Pujian yang Direbutkan oleh Para Malaikat
Ada sebuah tambahan pujian yang memiliki keutamaan luar biasa, sebagaimana diriwayatkan dalam sebuah hadits shahih. Suatu ketika, Rifa'ah bin Rafi' sholat di belakang Nabi SAW. Ketika Nabi bangkit dari ruku' dan mengucapkan "Sami'allahu liman hamidah," seorang laki-laki di belakangnya (Rifa'ah) mengucapkan:
رَبَّنَا وَلَكَ الْحَمْدُ، حَمْدًا كَثِيرًا طَيِّبًا مُبَارَكًا فِيهِ
"Rabbana wa lakal hamd, hamdan katsiiran thayyiban mubaarakan fiih."
Artinya: "Wahai Tuhan kami, dan bagi-Mu lah segala puji, pujian yang banyak, yang baik, dan yang diberkahi di dalamnya."
Setelah selesai sholat, Rasulullah SAW bertanya, "Siapakah yang mengucapkan kalimat tadi?" Laki-laki itu menjawab, "Saya, wahai Rasulullah." Maka Rasulullah bersabda, "Aku melihat lebih dari tiga puluh malaikat berebut, siapa di antara mereka yang akan mencatatnya pertama kali." (HR. Bukhari).
Hadits ini menunjukkan betapa dahsyatnya nilai pujian ini di sisi Allah. Mari kita bedah maknanya:
- Hamdan Katsiiran (حَمْدًا كَثِيرًا): Pujian yang banyak, tak terhingga, sebanyak jumlah ciptaan-Nya, seluas rahmat-Nya.

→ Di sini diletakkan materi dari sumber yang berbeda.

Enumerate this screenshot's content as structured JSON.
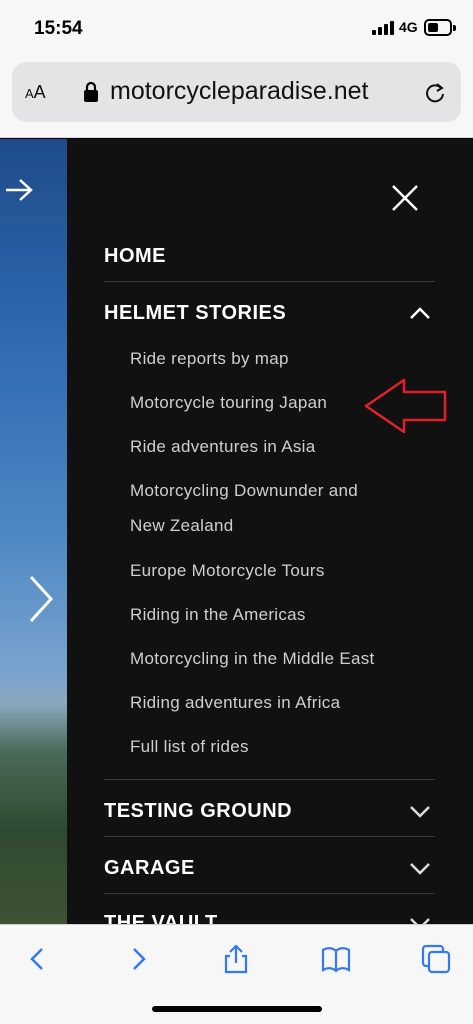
{
  "status": {
    "time": "15:54",
    "network": "4G"
  },
  "address_bar": {
    "text_size_label_small": "A",
    "text_size_label_large": "A",
    "url": "motorcycleparadise.net"
  },
  "menu": {
    "items": [
      {
        "label": "HOME"
      },
      {
        "label": "HELMET STORIES"
      },
      {
        "label": "TESTING GROUND"
      },
      {
        "label": "GARAGE"
      },
      {
        "label": "THE VAULT"
      }
    ],
    "submenu": [
      "Ride reports by map",
      "Motorcycle touring Japan",
      "Ride adventures in Asia",
      "Motorcycling Downunder and",
      "New Zealand",
      "Europe Motorcycle Tours",
      "Riding in the Americas",
      "Motorcycling in the Middle East",
      "Riding adventures in Africa",
      "Full list of rides"
    ]
  },
  "colors": {
    "accent": "#3478f6",
    "annotation_arrow": "#e0202a",
    "menu_bg": "#111111"
  }
}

- Thayyiban (طَيِّبًا): Pujian yang baik, murni, tulus, ikhlas, dan bersih dari segala bentuk kesyirikan atau riya'.
- Mubaarakan Fiih (مُبَارَكًا فِيهِ): Pujian yang diberkahi, yang terus menerus mendatangkan kebaikan, yang diterima dan dilipatgandakan pahalanya oleh Allah SWT.
I'tidal dan Tuma'ninah: Berdiri Tegak dengan Jiwa yang Tenang
Gerakan i'tidal itu sendiri, yaitu berdiri tegak lurus setelah ruku', adalah rukun sholat yang seringkali diabaikan kesempurnaannya. Banyak orang melakukannya dengan tergesa-gesa, sekadar formalitas sebelum langsung turun untuk sujud. Padahal, Rasulullah SAW sangat menekankan pentingnya tuma'ninah dalam setiap gerakan sholat, termasuk i'tidal.
Tuma'ninah berarti tenang dan diam sejenak dalam suatu posisi hingga seluruh tulang dan persendian kembali ke tempatnya semula. Dalam i'tidal, ini berarti berdiri tegak dengan sempurna, tenang, dan tidak terburu-buru. Waktu yang singkat ini adalah kesempatan emas untuk meresapi makna "Sami'allahu liman hamidah" dan "Rabbana wa lakal hamd."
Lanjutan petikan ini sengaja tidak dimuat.